The parallel axis theorem:

\[ I = I_{cm} + md^2 \]

The perpendicular axis theorem:

If a flat disk is in the \(xy\)-plane, then

\[ I_z = I_x + I_y \]

Common moments of inertia:

Object	Moment of inertia
rod/slab	\(\frac{1}{12}mL^2\) or \(\frac{1}{3}mL^2\)
cylinder/disk	\(\frac{1}{2}mR^2\)
hoop	\(mR^2\)
sphere	\(\frac{2}{5}mR^2\)
spherical shell	\(\frac{2}{3}mR^2\)

Angular momentum:

\[ \mathbf{L} = \mathbf{r}\times\mathbf{p} = mrv\sin\theta \]

The formula

\[ \mathbf{L} = I\boldsymbol{\omega} \]

is only true when rotating about an axis of symmetry or a fixed axle.
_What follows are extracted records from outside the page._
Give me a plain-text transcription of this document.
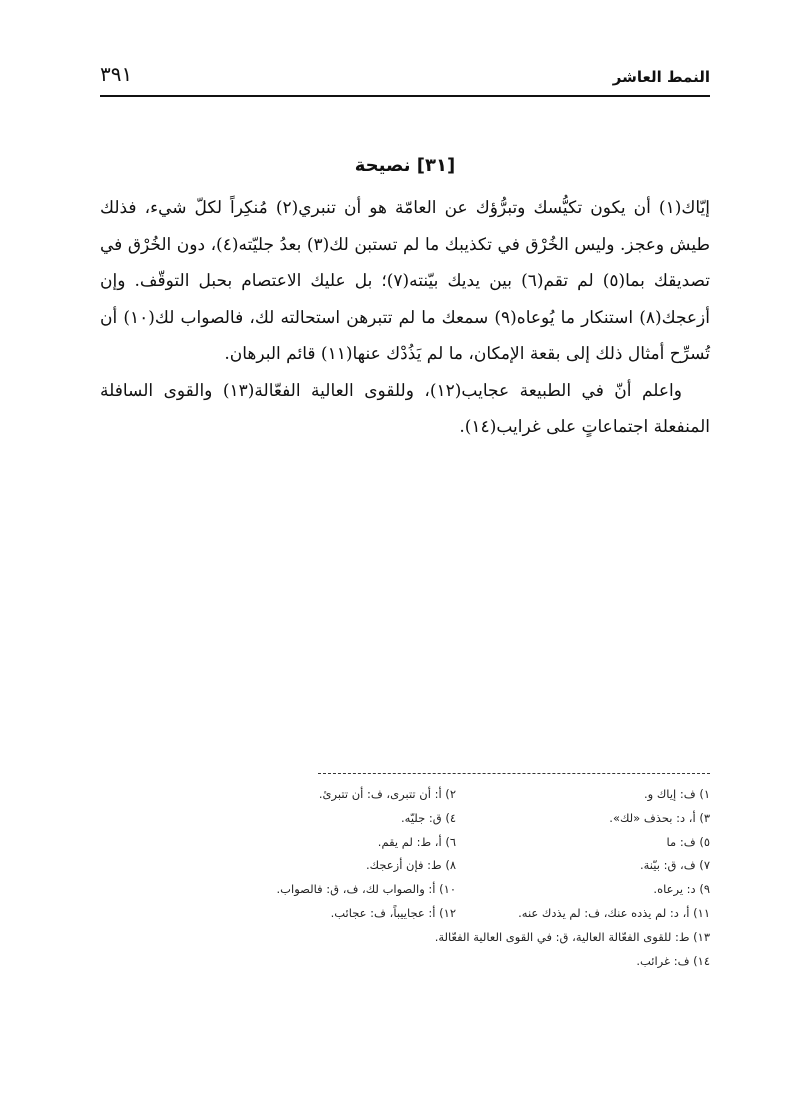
النمط العاشر
٣٩١
[٣١] نصيحة

إيّاك(١) أن يكون تكيُّسك وتبرُّؤك عن العامّة هو أن تنبري(٢) مُنكِراً لكلّ شيء، فذلك طيش وعجز. وليس الخُرْق في تكذيبك ما لم تستبن لك(٣) بعدُ جليّته(٤)، دون الخُرْق في تصديقك بما(٥) لم تقم(٦) بين يديك بيّنته(٧)؛ بل عليك الاعتصام بحبل التوقّف. وإن أزعجك(٨) استنكار ما يُوعاه(٩) سمعك ما لم تتبرهن استحالته لك، فالصواب لك(١٠) أن تُسرِّح أمثال ذلك إلى بقعة الإمكان، ما لم يَذُدْك عنها(١١) قائم البرهان.

واعلم أنّ في الطبيعة عجايب(١٢)، وللقوى العالية الفعّالة(١٣) والقوى السافلة المنفعلة اجتماعاتٍ على غرايب(١٤).

١) ف: إياك و.
٢) أ: أن تتبرى، ف: أن تتبرئ.
٣) أ، د: بحذف «لك».
٤) ق: جليّه.
٥) ف: ما
٦) أ، ط: لم يقم.
٧) ف، ق: بيّنة.
٨) ط: فإن أزعجك.
٩) د: يرعاه.
١٠) أ: والصواب لك، ف، ق: فالصواب.
١١) أ، د: لم يذده عنك، ف: لم يذدك عنه.
١٢) أ: عجاييباً، ف: عجائب.
١٣) ط: للقوى الفعّالة العالية، ق: في القوى العالية الفعّالة.
١٤) ف: غرائب.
\[ \boldsymbol{\tau} = \frac{d\mathbf{L}}{dt} \]

Energy#

Work and Power#

Work

\[ W = \mathbf{F}\cdot\mathbf{s} = Fs\cos\theta \]

Power

\[ P = \frac{W}{t} = \mathbf{F}\cdot\mathbf{v} = Fv\cos\theta \]

Important

Energy and work are frame-dependent!

Work and Energy#

The work-kinetic energy theorem:

\[ W_{net} = \Delta E_{k} \]

Conservation of mechanical energy:

\[ K_f + U_f = K_i + U_i \]

where \(K\) and \(U\) are kinetic energy and potential energy, respectively.

Collisions#

During a perfectly inelastic collision, the two objects move together and only momentum is conserved.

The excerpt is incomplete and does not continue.